Peter Navarro, a senior trade advisor, received $1 million from Nucor Corp., a steel manufacturer, to produce a 2012 documentary film, Death by China, against imports in general and from China in particular. A book with the same title was published in 2011, co-authored with journalist Greg Autry. This is a quote from it:
"And the argument is pretty simple. The gross domestic product grows with only four things: consumption, investment, government spending, and net exports. And when you run a trade deficit, the simple math of that is that that's a negative in terms of growth."

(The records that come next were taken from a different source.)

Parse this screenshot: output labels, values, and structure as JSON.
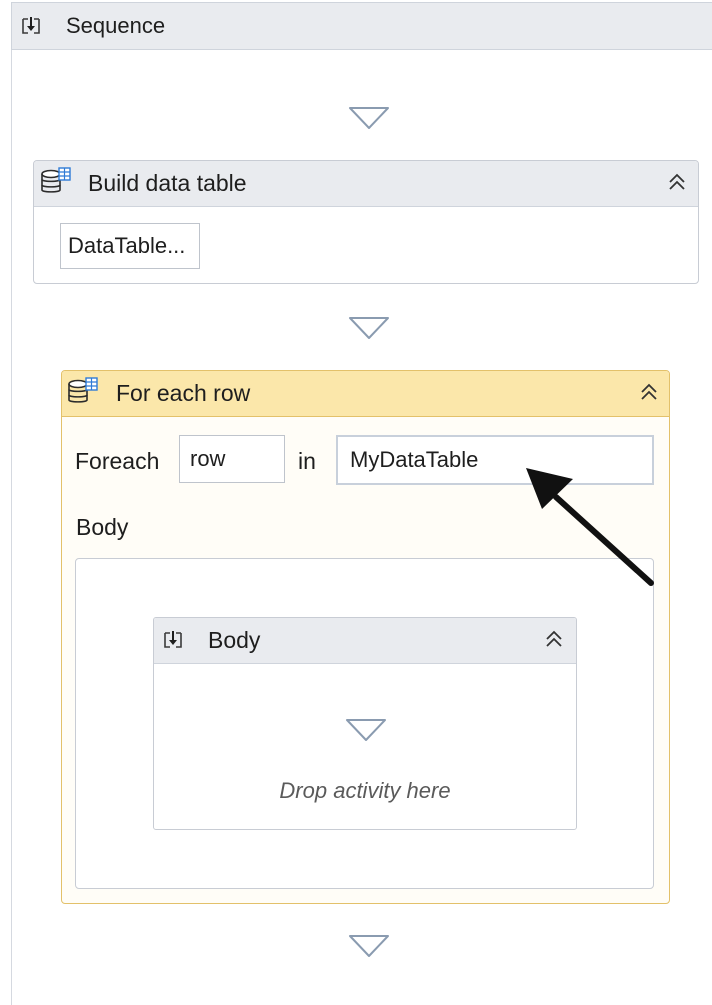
{
  "sequence": {
    "title": "Sequence",
    "icon": "sequence-icon"
  },
  "build_data_table": {
    "title": "Build data table",
    "icon": "data-table-icon",
    "button_label": "DataTable..."
  },
  "for_each_row": {
    "title": "For each row",
    "icon": "data-table-icon",
    "foreach_label": "Foreach",
    "item_value": "row",
    "in_label": "in",
    "collection_value": "MyDataTable",
    "body_label": "Body"
  },
  "body_sequence": {
    "title": "Body",
    "icon": "sequence-icon",
    "drop_hint": "Drop activity here"
  },
  "colors": {
    "header_gray": "#e9ebef",
    "highlight_header": "#fbe7aa",
    "highlight_border": "#e3c16a",
    "drop_triangle": "#8a9bb0"
  }
}
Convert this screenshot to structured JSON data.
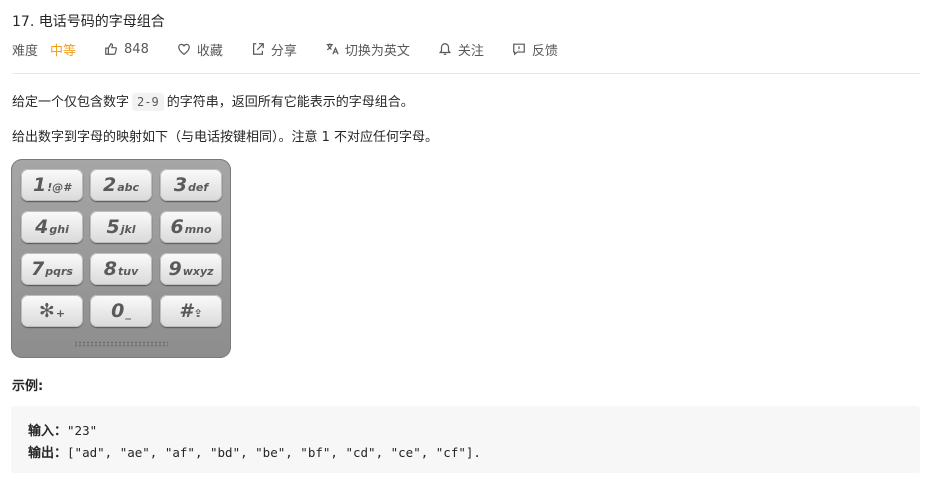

But that is not true. If Toyota invests one million dollars in property in Kentucky, is that a negative for the GDP? No. GDP is not equal to the sum of consumption, investment, government expenditures, and net exports (exports minus imports). It is instead the sum of consumption, investment, government expenditures, and exports (not net exports). GDP is the acronym of gross domestic product, and only expenditures on domestic production are included.

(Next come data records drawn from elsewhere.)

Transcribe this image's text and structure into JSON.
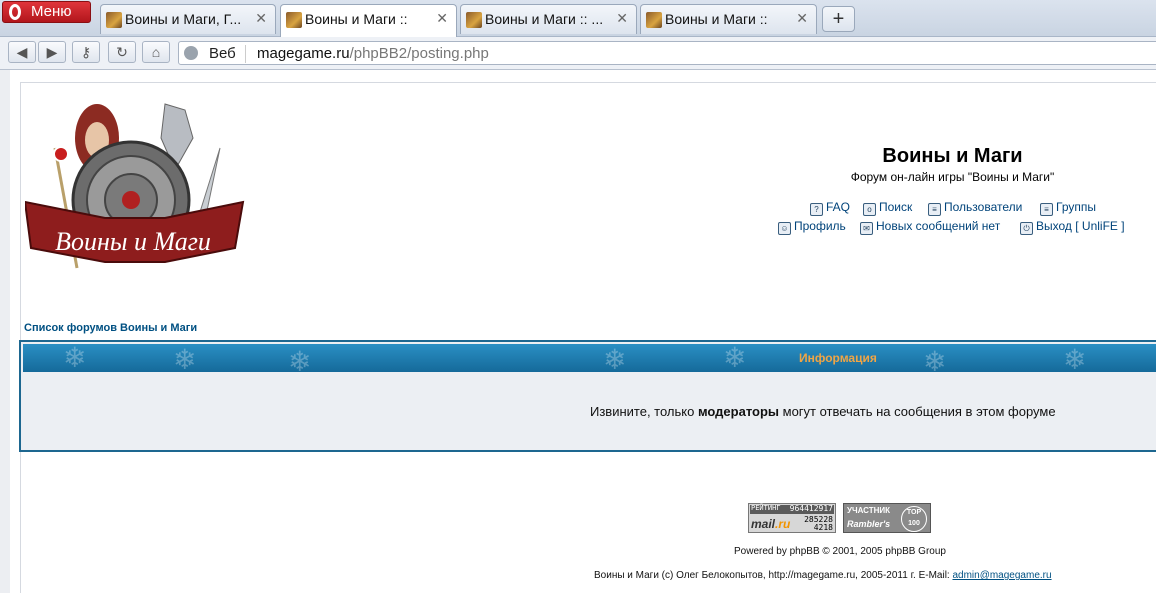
{
  "browser": {
    "menu_label": "Меню",
    "tabs": [
      {
        "title": "Воины и Маги, Г...",
        "active": false
      },
      {
        "title": "Воины и Маги ::",
        "active": true
      },
      {
        "title": "Воины и Маги :: ...",
        "active": false
      },
      {
        "title": "Воины и Маги ::",
        "active": false
      }
    ],
    "new_tab_label": "+",
    "address": {
      "scope_label": "Веб",
      "domain": "magegame.ru",
      "path": "/phpBB2/posting.php"
    }
  },
  "header": {
    "logo_text": "Воины и Маги",
    "site_title": "Воины и Маги",
    "site_description": "Форум он-лайн игры \"Воины и Маги\"",
    "links_row1": [
      "FAQ",
      "Поиск",
      "Пользователи",
      "Группы"
    ],
    "links_row2": [
      "Профиль",
      "Новых сообщений нет",
      "Выход [ UnliFE ]"
    ]
  },
  "breadcrumb": "Список форумов Воины и Маги",
  "info": {
    "title": "Информация",
    "message_before": "Извините, только ",
    "message_bold": "модераторы",
    "message_after": " могут отвечать на сообщения в этом форуме"
  },
  "footer": {
    "badge_mail": {
      "label": "РЕЙТИНГ",
      "value1": "964412917",
      "value2": "285228",
      "value3": "4218",
      "brand_a": "mail",
      "brand_b": ".ru"
    },
    "badge_rambler": {
      "line1": "УЧАСТНИК",
      "line2": "Rambler's",
      "circle": "TOP 100"
    },
    "powered": "Powered by phpBB © 2001, 2005 phpBB Group",
    "copyright": "Воины и Маги (c) Олег Белокопытов, http://magegame.ru, 2005-2011 г. E-Mail: ",
    "email": "admin@magegame.ru"
  },
  "colors": {
    "accent": "#1d6790",
    "link": "#00437a",
    "info_title": "#f0a545"
  }
}
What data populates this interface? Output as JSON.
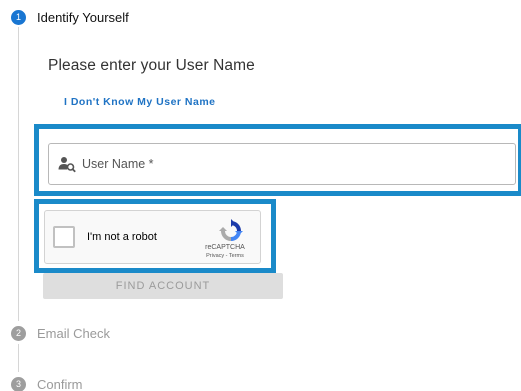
{
  "steps": [
    {
      "number": "1",
      "label": "Identify Yourself",
      "color": "#1976d2"
    },
    {
      "number": "2",
      "label": "Email Check",
      "color": "#9e9e9e"
    },
    {
      "number": "3",
      "label": "Confirm",
      "color": "#9e9e9e"
    }
  ],
  "form": {
    "heading": "Please enter your User Name",
    "forgot_link": "I Don't Know My User Name",
    "username_label": "User Name *",
    "username_icon": "user-search-icon",
    "find_button": "FIND ACCOUNT"
  },
  "recaptcha": {
    "checkbox_label": "I'm not a robot",
    "brand": "reCAPTCHA",
    "terms": "Privacy - Terms"
  },
  "colors": {
    "accent": "#1976d2",
    "link": "#1f73c4",
    "highlight": "#1a8ac9",
    "disabled_button": "#dedede"
  }
}
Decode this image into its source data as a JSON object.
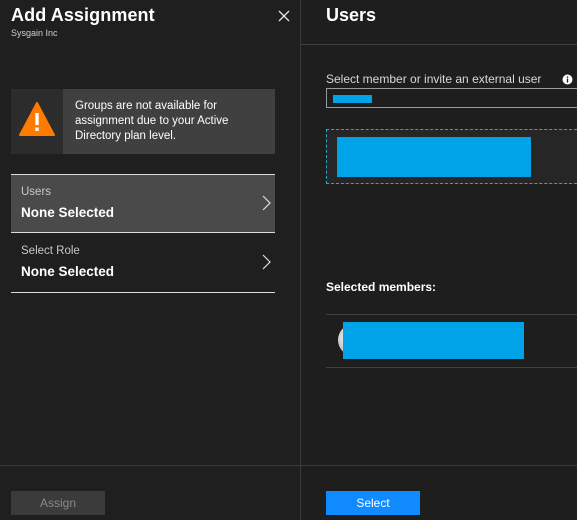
{
  "left_blade": {
    "title": "Add Assignment",
    "subtitle": "Sysgain Inc",
    "close_icon": "close-icon",
    "warning": {
      "icon": "warning-icon",
      "icon_color": "#ff7a00",
      "text": "Groups are not available for assignment due to your Active Directory plan level."
    },
    "nav_items": [
      {
        "label": "Users",
        "value": "None Selected",
        "icon": "chevron-right-icon"
      },
      {
        "label": "Select Role",
        "value": "None Selected",
        "icon": "chevron-right-icon"
      }
    ],
    "assign_label": "Assign"
  },
  "right_blade": {
    "title": "Users",
    "search": {
      "label": "Select member or invite an external user",
      "info_icon": "info-icon",
      "value": ""
    },
    "selected_members_label": "Selected members:",
    "select_label": "Select"
  },
  "colors": {
    "background": "#1e1e1e",
    "selected_nav": "#4a4a4a",
    "primary_button": "#0f8aff",
    "redaction": "#00a2e8",
    "warning_orange": "#ff7a00"
  }
}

The reason national statisticians of the Bureau of Economic Analysis (BEA) subtract imports is that they are already included in the positive side of the ledger, in consumption, investment, and government expenditures. The value of GDP they thus calculate does not include imports in any way--and specifically not as a subtraction--because GDP cannot include them by definition. For example, personal consumption expenditures ( PCE) includes expenditures on imported cars as well on domestically produced cars; thus, in order to properly measure domestic production, the sales of foreign-produced cars that are included in PCE are offset by a comparable entry in the imports of these cars.
Navarro is a PhD in economics, has taught economics at Irvine and is a senior--senior--advisor to Trump. How could he be saying this? And how are we to be so vulnerable to the whimsical musings of these people?